It was back in 2012, while visiting Erbil (Kurdistan - Iraq) for the first time since he had fled his home as a teenager, when it struck Hozan Zangana that there were no proper spaces designated to art and design. The region is in a state of war, as it has been so often throughout history, but the absence of regard for his cherished cultural identity just felt wrong.
Already as a child, growing up in Erbil, Hozan was ‘awakened’ with a sense of purpose and he has since nurtured his dream to one day become a representative of his native culture. A native culture that, for too long, has been suppressed, its spoken language forbidden in schools, its visual language all but erased. For the sake of the future of the region and the people, their cultural identity must be restored and revived. For Hozan Zangana, a well-nourished sense of culture is arguably the single most important basic need to restore humanity. Hence when in 2017 he returned to Erbil - Hawler to locals - to reconnect with his origins, he came armed with a plan.
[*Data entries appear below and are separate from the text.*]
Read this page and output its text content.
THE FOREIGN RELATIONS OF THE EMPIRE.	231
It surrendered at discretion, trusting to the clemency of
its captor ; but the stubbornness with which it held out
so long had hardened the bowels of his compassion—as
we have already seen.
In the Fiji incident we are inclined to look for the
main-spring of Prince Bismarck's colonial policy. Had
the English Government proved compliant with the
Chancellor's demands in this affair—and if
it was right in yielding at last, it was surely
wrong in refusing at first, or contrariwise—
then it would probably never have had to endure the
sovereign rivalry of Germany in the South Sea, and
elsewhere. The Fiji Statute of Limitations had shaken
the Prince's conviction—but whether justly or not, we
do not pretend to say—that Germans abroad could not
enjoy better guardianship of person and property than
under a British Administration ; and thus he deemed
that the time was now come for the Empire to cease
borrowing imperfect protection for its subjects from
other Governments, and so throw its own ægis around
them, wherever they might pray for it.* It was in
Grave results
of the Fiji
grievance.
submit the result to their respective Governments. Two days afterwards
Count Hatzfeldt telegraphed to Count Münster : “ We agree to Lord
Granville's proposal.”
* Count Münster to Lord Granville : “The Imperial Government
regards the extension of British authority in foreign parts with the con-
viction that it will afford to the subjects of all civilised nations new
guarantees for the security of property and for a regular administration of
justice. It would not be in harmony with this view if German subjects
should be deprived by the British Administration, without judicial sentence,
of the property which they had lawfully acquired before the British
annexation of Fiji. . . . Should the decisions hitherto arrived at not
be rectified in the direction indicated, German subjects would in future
The Arbela collection was conceived to reflect Zangana’s method of heritage based design back to his own people and culture, and to transfer his knowledge to a new generation of Middle Eastern artists. Inspired by the ancient Citadel of Erbil, once called Arbela (from the Assyric Arba-Ila; ‘four gods’, referring to the four gates to the original citadel), the objects in this collection carry with them the memory of a cultural history that goes back 7000 years. From ancient construction techniques to the gesture of a woman in mourning, in all their condensed references, artisanal excellence and deafening silence they gently welcome the future.
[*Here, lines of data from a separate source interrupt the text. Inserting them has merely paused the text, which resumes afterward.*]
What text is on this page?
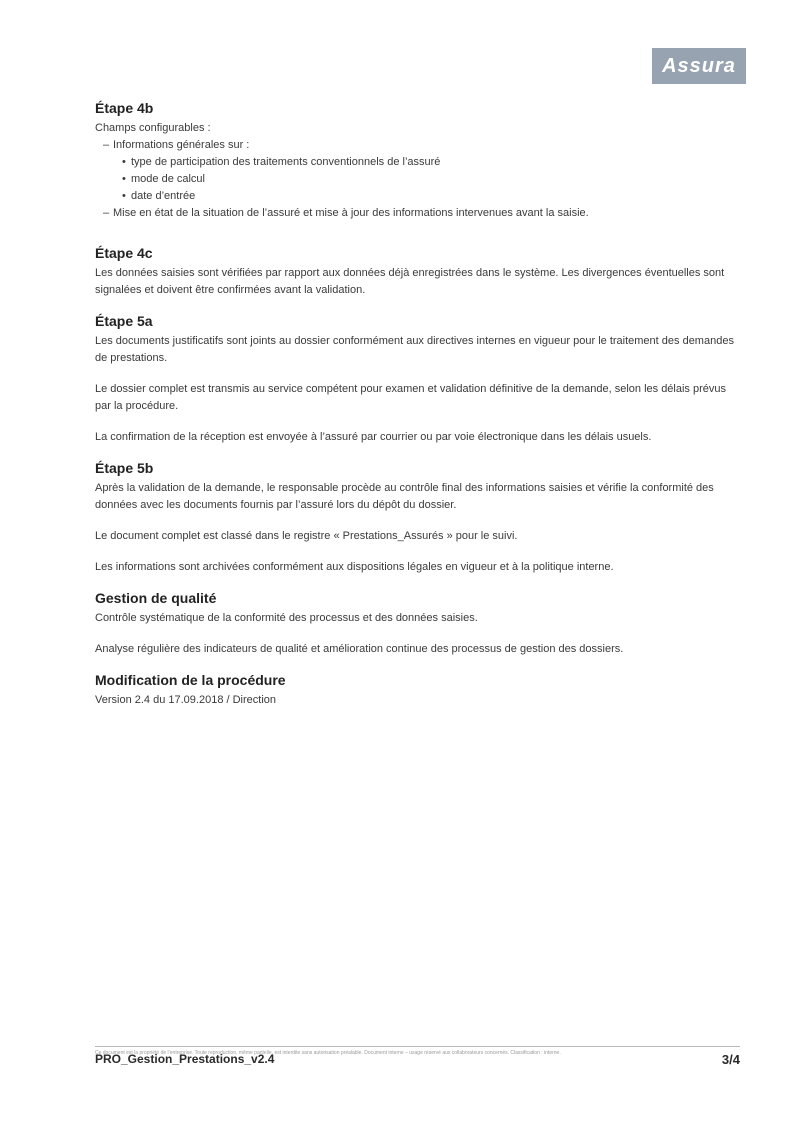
Assura
Étape 4b

Champs configurables :

– Informations générales sur :
• type de participation des traitements conventionnels de l’assuré
• mode de calcul
• date d’entrée
– Mise en état de la situation de l’assuré et mise à jour des informations intervenues avant la saisie.
Étape 4c

Les données saisies sont vérifiées par rapport aux données déjà enregistrées dans le système. Les divergences éventuelles sont signalées et doivent être confirmées avant la validation.

Étape 5a

Les documents justificatifs sont joints au dossier conformément aux directives internes en vigueur pour le traitement des demandes de prestations.

Le dossier complet est transmis au service compétent pour examen et validation définitive de la demande, selon les délais prévus par la procédure.

La confirmation de la réception est envoyée à l’assuré par courrier ou par voie électronique dans les délais usuels.

Étape 5b

Après la validation de la demande, le responsable procède au contrôle final des informations saisies et vérifie la conformité des données avec les documents fournis par l’assuré lors du dépôt du dossier.

Le document complet est classé dans le registre « Prestations_Assurés » pour le suivi.

Les informations sont archivées conformément aux dispositions légales en vigueur et à la politique interne.

Gestion de qualité

Contrôle systématique de la conformité des processus et des données saisies.

Analyse régulière des indicateurs de qualité et amélioration continue des processus de gestion des dossiers.

Modification de la procédure

Version 2.4 du 17.09.2018 / Direction

Ce document est la propriété de l’entreprise. Toute reproduction, même partielle, est interdite sans autorisation préalable. Document interne – usage réservé aux collaborateurs concernés. Classification : interne.
PRO_Gestion_Prestations_v2.4	3/4
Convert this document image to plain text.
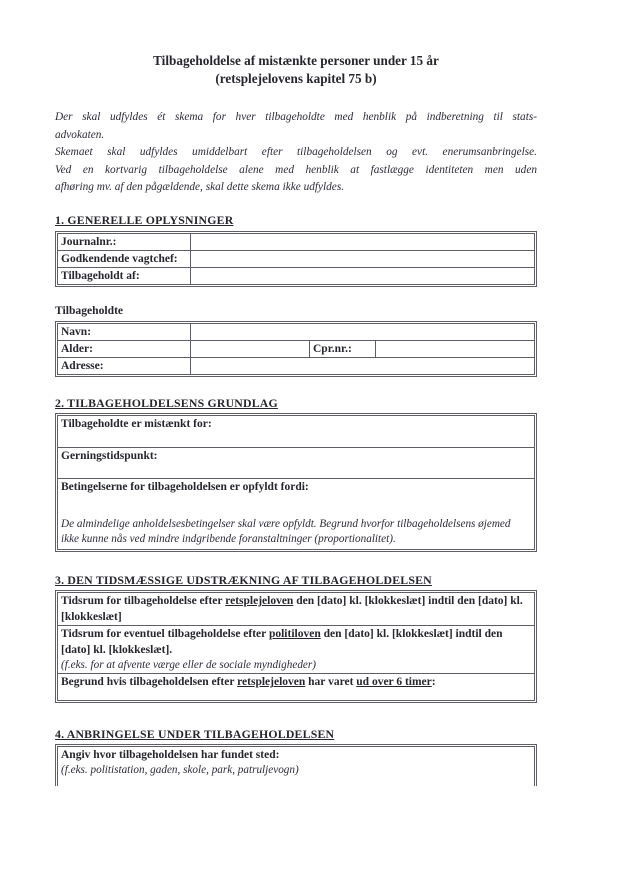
Tilbageholdelse af mistænkte personer under 15 år
(retsplejelovens kapitel 75 b)
Der skal udfyldes ét skema for hver tilbageholdte med henblik på indberetning til stats-
advokaten.
Skemaet skal udfyldes umiddelbart efter tilbageholdelsen og evt. enerumsanbringelse.
Ved en kortvarig tilbageholdelse alene med henblik at fastlægge identiteten men uden
afhøring mv. af den pågældende, skal dette skema ikke udfyldes.
1. GENERELLE OPLYSNINGER
Journalnr.:	
Godkendende vagtchef:	
Tilbageholdt af:	
Tilbageholdte
Navn:			
Alder:		Cpr.nr.:	
Adresse:			
2. TILBAGEHOLDELSENS GRUNDLAG
Tilbageholdte er mistænkt for:

Gerningstidspunkt:

Betingelserne for tilbageholdelsen er opfyldt fordi:
De almindelige anholdelsesbetingelser skal være opfyldt. Begrund hvorfor tilbageholdelsens øjemed ikke kunne nås ved mindre indgribende foranstaltninger (proportionalitet).
3. DEN TIDSMÆSSIGE UDSTRÆKNING AF TILBAGEHOLDELSEN
Tidsrum for tilbageholdelse efter retsplejeloven den [dato] kl. [klokkeslæt] indtil den [dato] kl. [klokkeslæt]
Tidsrum for eventuel tilbageholdelse efter politiloven den [dato] kl. [klokkeslæt] indtil den [dato] kl. [klokkeslæt].
(f.eks. for at afvente værge eller de sociale myndigheder)

Begrund hvis tilbageholdelsen efter retsplejeloven har varet ud over 6 timer:
4. ANBRINGELSE UNDER TILBAGEHOLDELSEN
Angiv hvor tilbageholdelsen har fundet sted:
(f.eks. politistation, gaden, skole, park, patruljevogn)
Hozan Zangana’s plan with his Arbela collection, for which he got the support of the Ministry of Culture of Kurdistan, included the design and realisation of the first design exhibition in Erbil. The exhibition shows a series of abstract objects designed by Hozan Zangana and executed in collaboration with various craftsmen and specialists in The Netherlands - where the artist currently lives and works - and in Kurdistan Iraq, Italy and the United Kingdom. Materials used range from walnut wood, patinated bronze and anodized aluminium to linen textiles and dried cloves.